BENNINGTON -- Get out some warm clothes and dust off your binoculars, it's time for the Audubon Society's 114th annual Christmas Bird Count.
The world-wide event is being observed in Bennington on Saturday, Dec. 28. Kevin Hemeon is the Bennington circle's coordinator and can be reached at email@example.com.
Hemeon said he has been involved in the Bird Count for the past 25 years. The count began in 1900 when ornithologist Frank Chapman, an officer in the Audubon Society, decided the common tradition of shooting birds around Christmas was due for an update. According to the Society, the initial bird census began with 27 people but has since grown to thousands participating worldwide.
Hemeon said that locally about 12 people, mostly avid bird-watchers, get in on the action, but more are welcome to join as not everyone can do it forever.
The way it works is simple, Hemeon said. Those who want to help contact him and join a group that gets sent to an area within 15 miles of the Bennington Monument. They spend most of the day simply counting birds, first identifying the species then tallying the numbers, which they turn over to him. He in turn sends the data to the Audubon Society.

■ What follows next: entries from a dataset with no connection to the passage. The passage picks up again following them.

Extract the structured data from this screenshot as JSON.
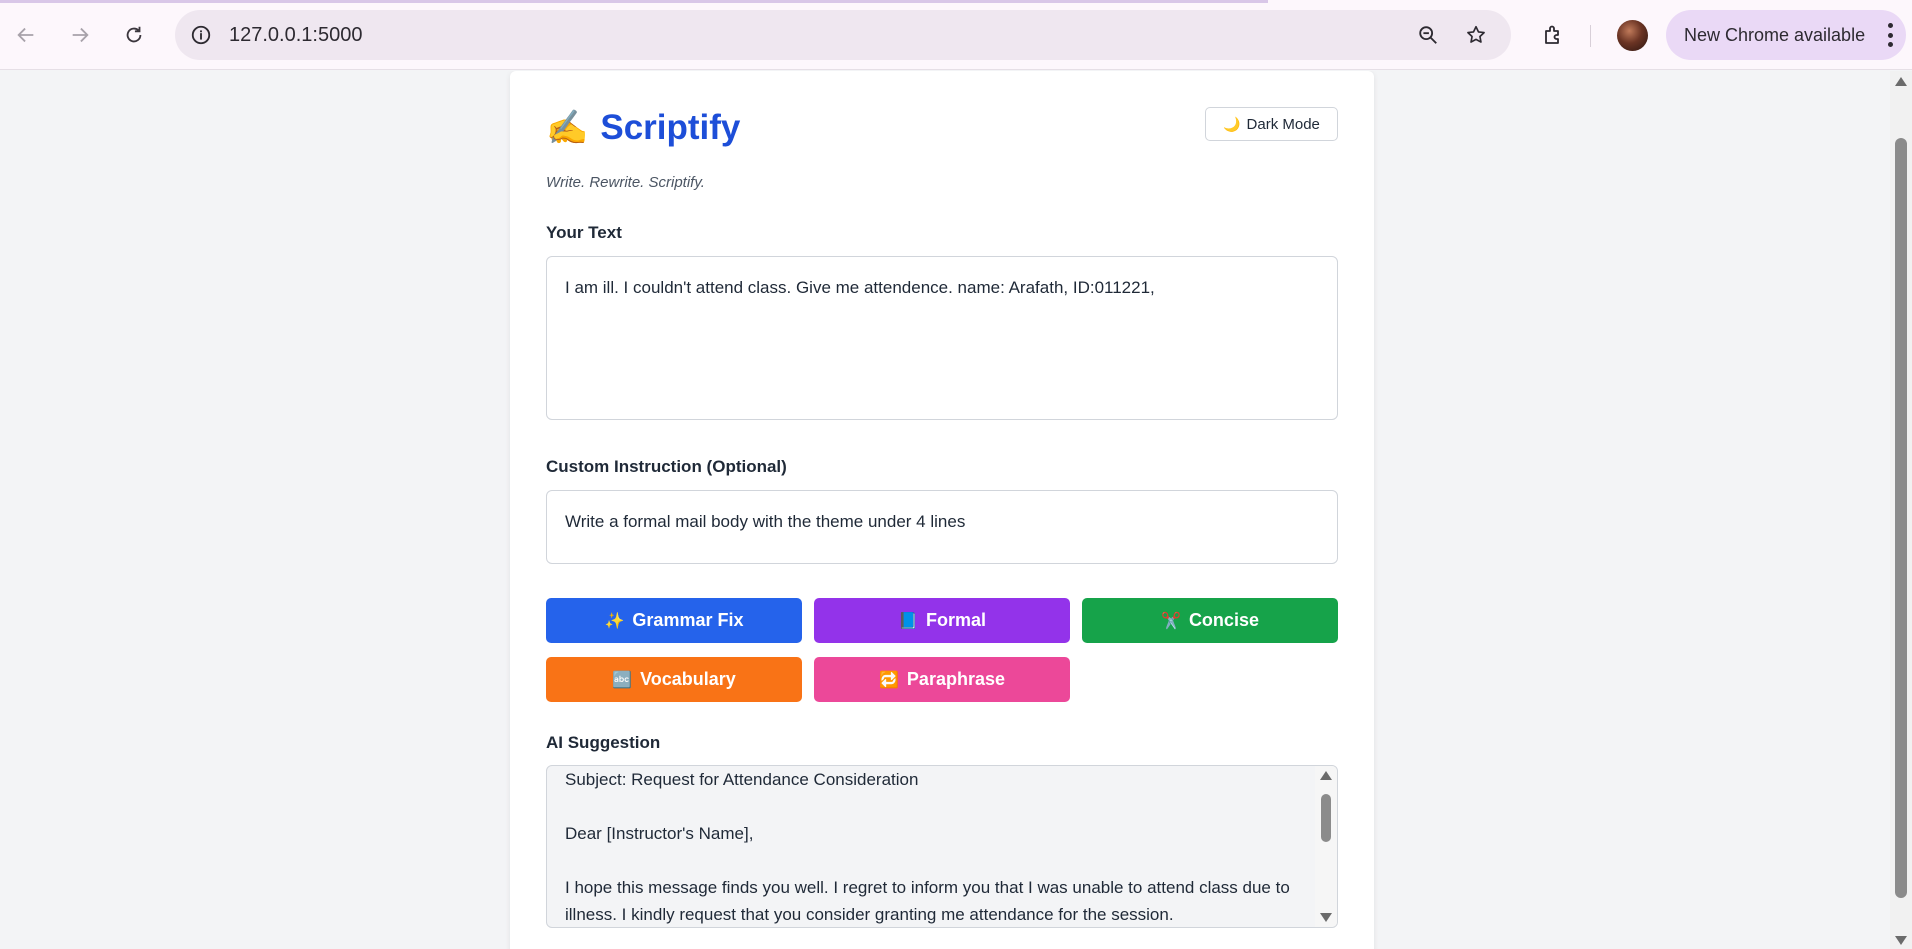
{
  "browser": {
    "url": "127.0.0.1:5000",
    "update_label": "New Chrome available",
    "nav": {
      "back_icon": "arrow-left-icon",
      "forward_icon": "arrow-right-icon",
      "reload_icon": "reload-icon"
    }
  },
  "app": {
    "logo_emoji": "✍️",
    "title": "Scriptify",
    "tagline": "Write. Rewrite. Scriptify.",
    "dark_mode": {
      "icon": "🌙",
      "label": "Dark Mode"
    },
    "accent_color": "#1d4ed8"
  },
  "input": {
    "label": "Your Text",
    "value": "I am ill. I couldn't attend class. Give me attendence. name: Arafath, ID:011221,"
  },
  "instruction": {
    "label": "Custom Instruction (Optional)",
    "value": "Write a formal mail body with the theme under 4 lines"
  },
  "actions": [
    {
      "icon": "✨",
      "label": "Grammar Fix",
      "color": "#2563eb"
    },
    {
      "icon": "📘",
      "label": "Formal",
      "color": "#9333ea"
    },
    {
      "icon": "✂️",
      "label": "Concise",
      "color": "#16a34a"
    },
    {
      "icon": "🔤",
      "label": "Vocabulary",
      "color": "#f97316"
    },
    {
      "icon": "🔁",
      "label": "Paraphrase",
      "color": "#ec4899"
    }
  ],
  "suggestion": {
    "label": "AI Suggestion",
    "lines": [
      "Subject: Request for Attendance Consideration",
      "Dear [Instructor's Name],",
      "I hope this message finds you well. I regret to inform you that I was unable to attend class due to illness. I kindly request that you consider granting me attendance for the session."
    ]
  }
}
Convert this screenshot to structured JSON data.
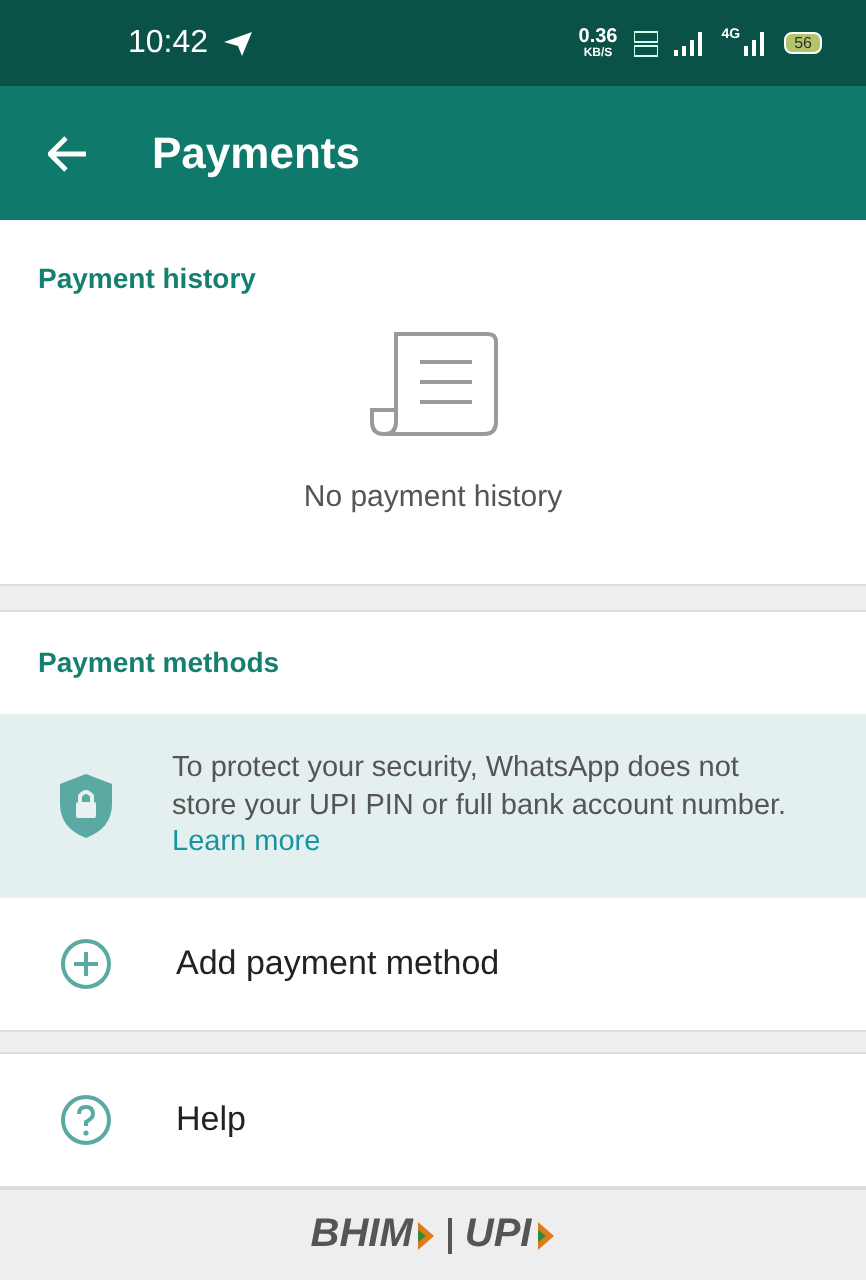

He said people who know a bit about birds are preferred but if a person wants to learn they can contact him early and will be put with experienced birders. "We can always use more, is the way I look at it," he said.
Most of the counting is done from cars. Birders drive past good bird habitat, which can include people's bird feeders. Hemeon said some volunteers simply scope out their backyards rather than drive around, but at least one local volunteer hikes into the hills around Woodford to get a count for the bird species that do not frequent the lower elevations.
In a given year, the Bennington group will identify about 50 species of birds, said Hemeon. This year birders hope to spot the snowy owl, which is being sighted in rare numbers this year because there's a lemming shortage in Canada, the owl's normal habitat.
Hemeon said Bennington is strange when it comes to the snowy owl. In past years when the bird has been sighted in Vermont, it seems to spend some time in the Champlain Valley then skips southern Vermont entirely in favor of the coast.
The annual Bird Count is not scientific, but given it's been done for over 100 years, trends are noticeable. Hemeon said in the mid-1990s one would not expect to see a red bellied woodpecker, however the Bird Count numbers now have it as one of the most common in Vermont.
Bald eagle sightings are also on the rise, Hemeon said. The iconic bird was once a rare sight, but it was not long ago that a bird watching group Hemeon belongs to logged 17 sightings between two locations in New York, one in Salem, the other in Petersburgh.
"It's nice to see them coming back like that," he said.